Dinkçi über Krebsdiagnose bei Freundin: «Riesenschock»
Die Freundin von Eren Dinkçi muss eine schwere Diagnose verkraften.
Der Fußball-Profi erzählt, wie sie damit umgeht. Er hofft auf einen
Stammzellenspender.
Heidenheim (dpa) - Mit emotionalen Worten hat Bundesligaprofi Eren
Dinkçi nach der Krebserkrankung seiner Freundin Cinja vom Moment der
Diagnose berichtet. «Es war ein Riesenschock. Ich war der Erste, der
davon wusste. Mir wurde am Telefon schon gesagt, dass Leukämie
vermutet wird. Ich habe mich nicht getraut, es ihr direkt zu sagen»,
sagte der 24-Jährige im Interview der «Bild».
Dinkçi ergänzte: «Als es sich dann bestätigt hat, waren wir natür
lich
komplett schockiert. Das war ein Scheißtag. Ich habe auch gar nicht
mehr so viele Erinnerungen daran. Ich weiß nur noch, dass ich den
Trainer heulend angerufen habe, um ein paar Tage bei ihr bleiben zu
können und frei zu bekommen.»
Stammzellenspende oft die letzte Chance
Ärzte hatten bei der Partnerin des Spielers vom 1. FC Heidenheim Ende
Januar Blutkrebs festgestellt, Leukämie ist dabei die häufigste Form.

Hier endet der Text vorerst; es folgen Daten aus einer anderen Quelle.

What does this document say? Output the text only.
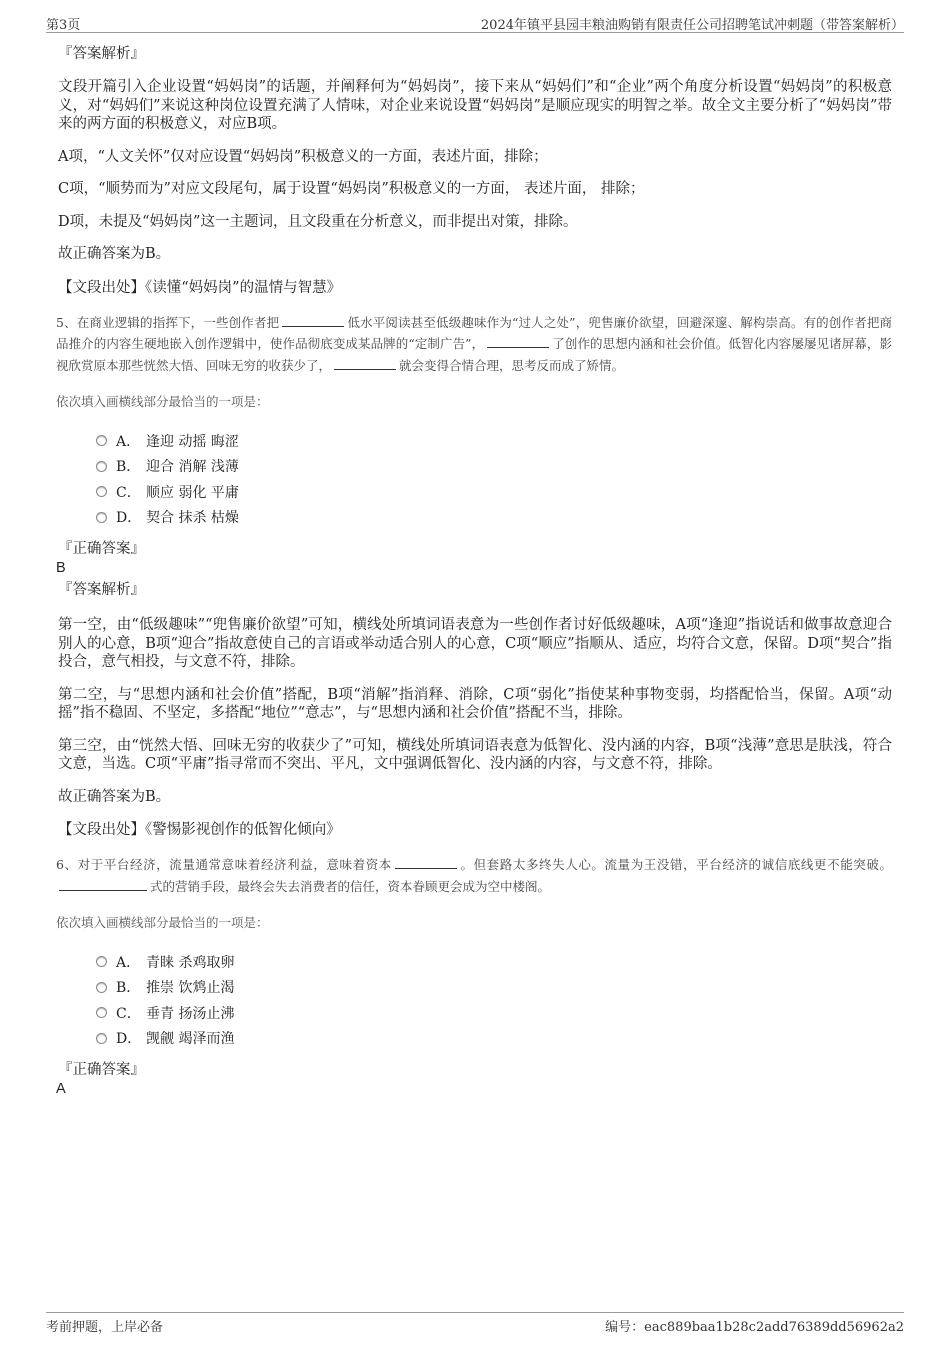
第3页	2024年镇平县园丰粮油购销有限责任公司招聘笔试冲刺题（带答案解析）
『答案解析』

文段开篇引入企业设置“妈妈岗”的话题，并阐释何为“妈妈岗”，接下来从“妈妈们”和“企业”两个角度分析设置“妈妈岗”的积极意义，对“妈妈们”来说这种岗位设置充满了人情味，对企业来说设置“妈妈岗”是顺应现实的明智之举。故全文主要分析了“妈妈岗”带来的两方面的积极意义，对应B项。

A项，“人文关怀”仅对应设置“妈妈岗”积极意义的一方面，表述片面，排除；

C项，“顺势而为”对应文段尾句，属于设置“妈妈岗”积极意义的一方面， 表述片面， 排除；

D项，未提及“妈妈岗”这一主题词，且文段重在分析意义，而非提出对策，排除。

故正确答案为B。

【文段出处】《读懂“妈妈岗”的温情与智慧》
5、在商业逻辑的指挥下，一些创作者把	低水平阅读甚至低级趣味作为“过人之处”，兜售廉价欲望，回避深邃、解构崇高。有的创作者把商品推介的内容生硬地嵌入创作逻辑中，使作品彻底变成某品牌的“定制广告”，	了创作的思想内涵和社会价值。低智化内容屡屡见诸屏幕，影视欣赏原本那些恍然大悟、回味无穷的收获少了，	就会变得合情合理，思考反而成了矫情。
依次填入画横线部分最恰当的一项是：
A． 逢迎 动摇 晦涩
B． 迎合 消解 浅薄
C． 顺应 弱化 平庸
D． 契合 抹杀 枯燥
『正确答案』
B
『答案解析』

第一空，由“低级趣味”“兜售廉价欲望”可知，横线处所填词语表意为一些创作者讨好低级趣味，A项“逢迎”指说话和做事故意迎合别人的心意，B项“迎合”指故意使自己的言语或举动适合别人的心意，C项“顺应”指顺从、适应，均符合文意，保留。D项“契合”指投合，意气相投，与文意不符，排除。

第二空，与“思想内涵和社会价值”搭配，B项“消解”指消释、消除，C项“弱化”指使某种事物变弱，均搭配恰当，保留。A项“动摇”指不稳固、不坚定，多搭配“地位”“意志”，与“思想内涵和社会价值”搭配不当，排除。

第三空，由“恍然大悟、回味无穷的收获少了”可知，横线处所填词语表意为低智化、没内涵的内容，B项“浅薄”意思是肤浅，符合文意，当选。C项“平庸”指寻常而不突出、平凡，文中强调低智化、没内涵的内容，与文意不符，排除。

故正确答案为B。

【文段出处】《警惕影视创作的低智化倾向》
6、对于平台经济，流量通常意味着经济利益，意味着资本	。但套路太多终失人心。流量为王没错，平台经济的诚信底线更不能突破。式的营销手段，最终会失去消费者的信任，资本眷顾更会成为空中楼阁。
依次填入画横线部分最恰当的一项是：
A． 青睐 杀鸡取卵
B． 推崇 饮鸩止渴
C． 垂青 扬汤止沸
D． 觊觎 竭泽而渔
『正确答案』
A
考前押题，上岸必备	编号：eac889baa1b28c2add76389dd56962a2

In Deutschland erhält alle zwölf Minuten ein Mensch diese Diagnose.
Für viele Betroffene ist eine Stammzellspende die letzte Chance auf
ein Überleben.
In der Familie wurde kein passender Spender gefunden. Deswegen rufen
Dinkçi, Heidenheim und der SC Freiburg gemeinsam mit der DKMS
(Deutsche Knochenmarkspenderdatei) zu kostenlosen
Registrierungsaktionen auf.
«Ich würde niemanden zwingen. Aber wenn es im eigenen Umfeld
passiert, würde jeder alles tun, um zu helfen. Es geht nicht nur um
meine Partnerin, sondern um so viele Menschen, die darauf warten»,
sagte Dinkçi. «Egal welche Blutgruppe - jeder sollte sich informieren
und registrieren. Wenn man sieht, wie viele Menschen betroffen sind,
merkt man, wie wichtig dieses Thema ist.»
Dinkçi: «Sie macht das wirklich richtig, richtig stark»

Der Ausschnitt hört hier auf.